AUTHORIZATION FOR TREATMENT, PAYMENT & HEALTHCARE OPERATIONS Logo
  • AUTHORIZATION FOR TREATMENT, PAYMENT & HEALTHCARE OPERATIONS

  • I hereby authorize The Center for Psychology to provide mental health care. I authorize The Center for Psychology to release to my insurance company, managed care organizations, state agency/agencies, Health Care Financing Administration, Third Party Administration, and/or Workers' Compensation or its agents any information needed to process my claims and/or determine benefits payable for related services.

  • If I am entitled to mental health benefits arising out of any insurance policy or from any person or organization who is or may become liable to me to provide such benefits, I hereby assign and authorize payment of such benefits for mental health services to which I am entitled to The Center for Psychology for services rendered to me. 

  • If applicable, I request that payment of Medicare benefits for mental health services be made on my behalf and assign them to The Center for Psychology and authorize submission of the necessary claims for payment. I authorize any holder of medical, mental health, and/or any financial information about me to release to the Health Care Finacing Administration, or Medicare intermediaries, or Medicare Carries any information needed for proper reimbursement. 

  • I understand that The Center for Psychology participates and/or has contracted agreements with selected insurance plans/third party payers. I understand that unless otherwise restriced by a contractual agreement with such plans/third party payers, the entirety of the charges incurred that I agree to will be transferred to the guarantor's responsibility as per the EOB or if the payment is not recieved from insurance within 60 days. I understand that I will be bound by any conditions of this agreement regarding guarantor/patient responsible charges. I understand that failure to meet my financial responsibilities in a timely manner may result in my account being turned over to a collection agency. I understand that I am responsible for any collection fees, attorneys' fees, and/or court fees that may be involved.

  • I agree to maintain a current credit card on file at TCFP and that my credit card can be charged for any outstanding balance as per my insurance EOB for deductible and/or copay or coinsurance and/or missed appointment fee. 

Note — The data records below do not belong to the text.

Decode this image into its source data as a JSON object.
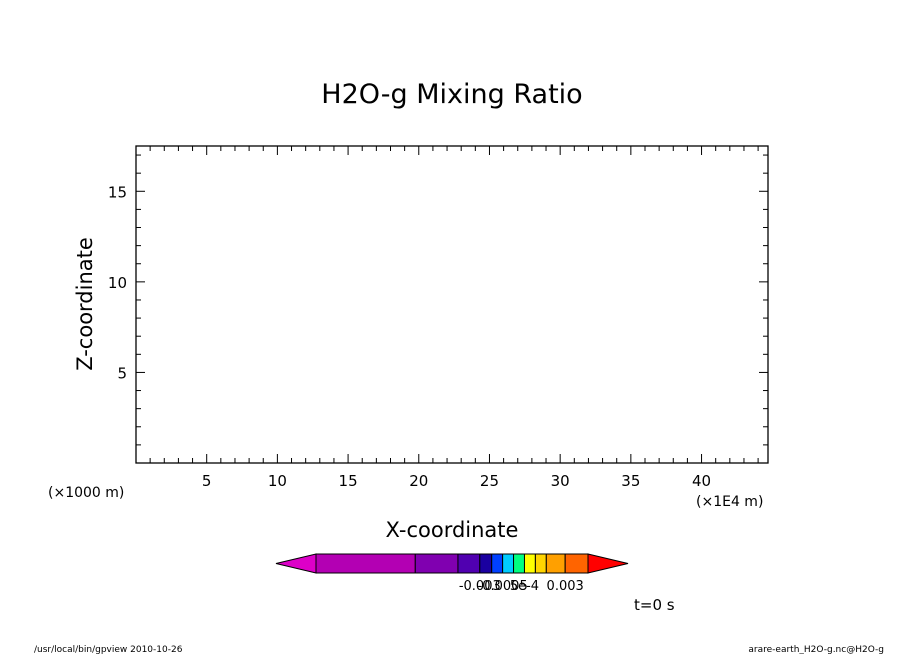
{
  "chart_data": {
    "type": "heatmap",
    "title": "H2O-g Mixing Ratio",
    "xlabel": "X-coordinate",
    "ylabel": "Z-coordinate",
    "x_unit_label": "(×1E4 m)",
    "y_unit_label": "(×1000 m)",
    "xlim": [
      0,
      44.7
    ],
    "ylim": [
      0,
      17.5
    ],
    "x_major_ticks": [
      5,
      10,
      15,
      20,
      25,
      30,
      35,
      40
    ],
    "x_tick_labels": [
      "5",
      "10",
      "15",
      "20",
      "25",
      "30",
      "35",
      "40"
    ],
    "x_minor_step": 1,
    "y_major_ticks": [
      5,
      10,
      15
    ],
    "y_tick_labels": [
      "5",
      "10",
      "15"
    ],
    "y_minor_step": 1,
    "values": [],
    "grid": false,
    "time_label": "t=0 s",
    "colorbar": {
      "colors": [
        "#dd00c8",
        "#b300b3",
        "#8000b0",
        "#5000b0",
        "#1a00a0",
        "#0040ff",
        "#00ccff",
        "#00ff80",
        "#ffff00",
        "#ffd400",
        "#ffa000",
        "#ff6400",
        "#ff0000"
      ],
      "segment_weights": [
        1,
        1,
        1,
        1,
        1,
        1,
        1,
        1,
        1,
        1,
        1,
        1,
        1
      ],
      "segment_spans": [
        0,
        10,
        4.3,
        2.2,
        1.2,
        1.1,
        1.1,
        1.1,
        1.1,
        1.1,
        1.9,
        2.3,
        0
      ],
      "tick_labels": [
        {
          "text": "-0.003",
          "at_boundary": 3
        },
        {
          "text": "-0.0005",
          "at_boundary": 5
        },
        {
          "text": "5e-4",
          "at_boundary": 7
        },
        {
          "text": "0.003",
          "at_boundary": 10
        }
      ]
    }
  },
  "footer": {
    "left": "/usr/local/bin/gpview  2010-10-26",
    "right": "arare-earth_H2O-g.nc@H2O-g"
  }
}
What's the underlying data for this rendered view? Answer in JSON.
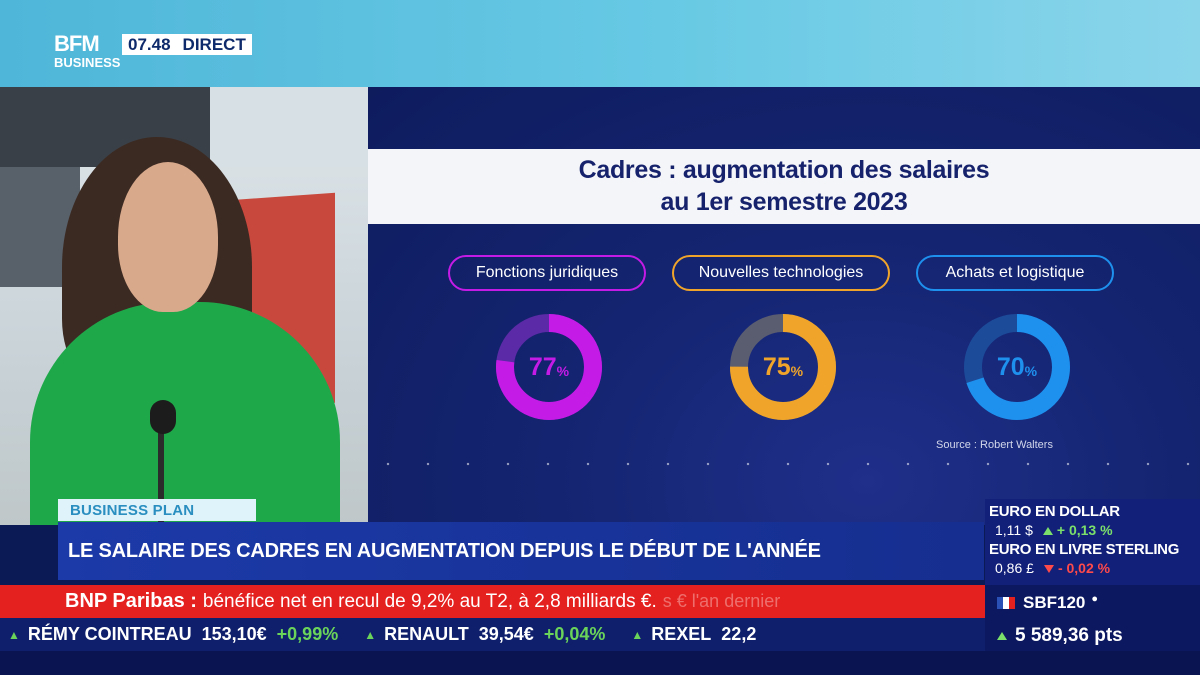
{
  "channel": {
    "logo_line1": "BFM",
    "logo_line2": "BUSINESS",
    "time": "07.48",
    "live_label": "DIRECT"
  },
  "graphic": {
    "title_line1": "Cadres : augmentation des salaires",
    "title_line2": "au 1er semestre 2023",
    "categories": [
      {
        "label": "Fonctions juridiques",
        "value": 77,
        "unit": "%",
        "color": "#c51be6"
      },
      {
        "label": "Nouvelles technologies",
        "value": 75,
        "unit": "%",
        "color": "#f0a52a"
      },
      {
        "label": "Achats et logistique",
        "value": 70,
        "unit": "%",
        "color": "#1e90ee"
      }
    ],
    "source": "Source : Robert Walters"
  },
  "lower_third": {
    "tag": "BUSINESS PLAN",
    "headline": "LE SALAIRE DES CADRES EN AUGMENTATION DEPUIS LE DÉBUT DE L'ANNÉE"
  },
  "news_ticker": {
    "bold": "BNP Paribas :",
    "text": "bénéfice net en recul de 9,2% au T2, à 2,8 milliards €.",
    "ghost": "s € l'an dernier"
  },
  "market_ticker": [
    {
      "name": "RÉMY COINTREAU",
      "price": "153,10€",
      "change": "+0,99%"
    },
    {
      "name": "RENAULT",
      "price": "39,54€",
      "change": "+0,04%"
    },
    {
      "name": "REXEL",
      "price": "22,2",
      "change": ""
    }
  ],
  "fx": [
    {
      "label": "EURO EN DOLLAR",
      "value": "1,11 $",
      "change": "+ 0,13 %",
      "direction": "up"
    },
    {
      "label": "EURO EN LIVRE STERLING",
      "value": "0,86 £",
      "change": "- 0,02 %",
      "direction": "down"
    }
  ],
  "index": {
    "name": "SBF120",
    "value": "5 589,36 pts"
  }
}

  • I understand that I must provide The Center for Psychology no less than 2 business days notice to cancel an appointment. Example:if your appointment is Monday cancellations must take place Thursday to avoid a $100 fee. Same day appointment cancellations are subject to a charge that shall be billed directly to me, and payment of any missed appointment charge will be my sole responsibility. 

  • I understand that all patient responsible charges are due at the time of service.

  • I agree to the above conditions.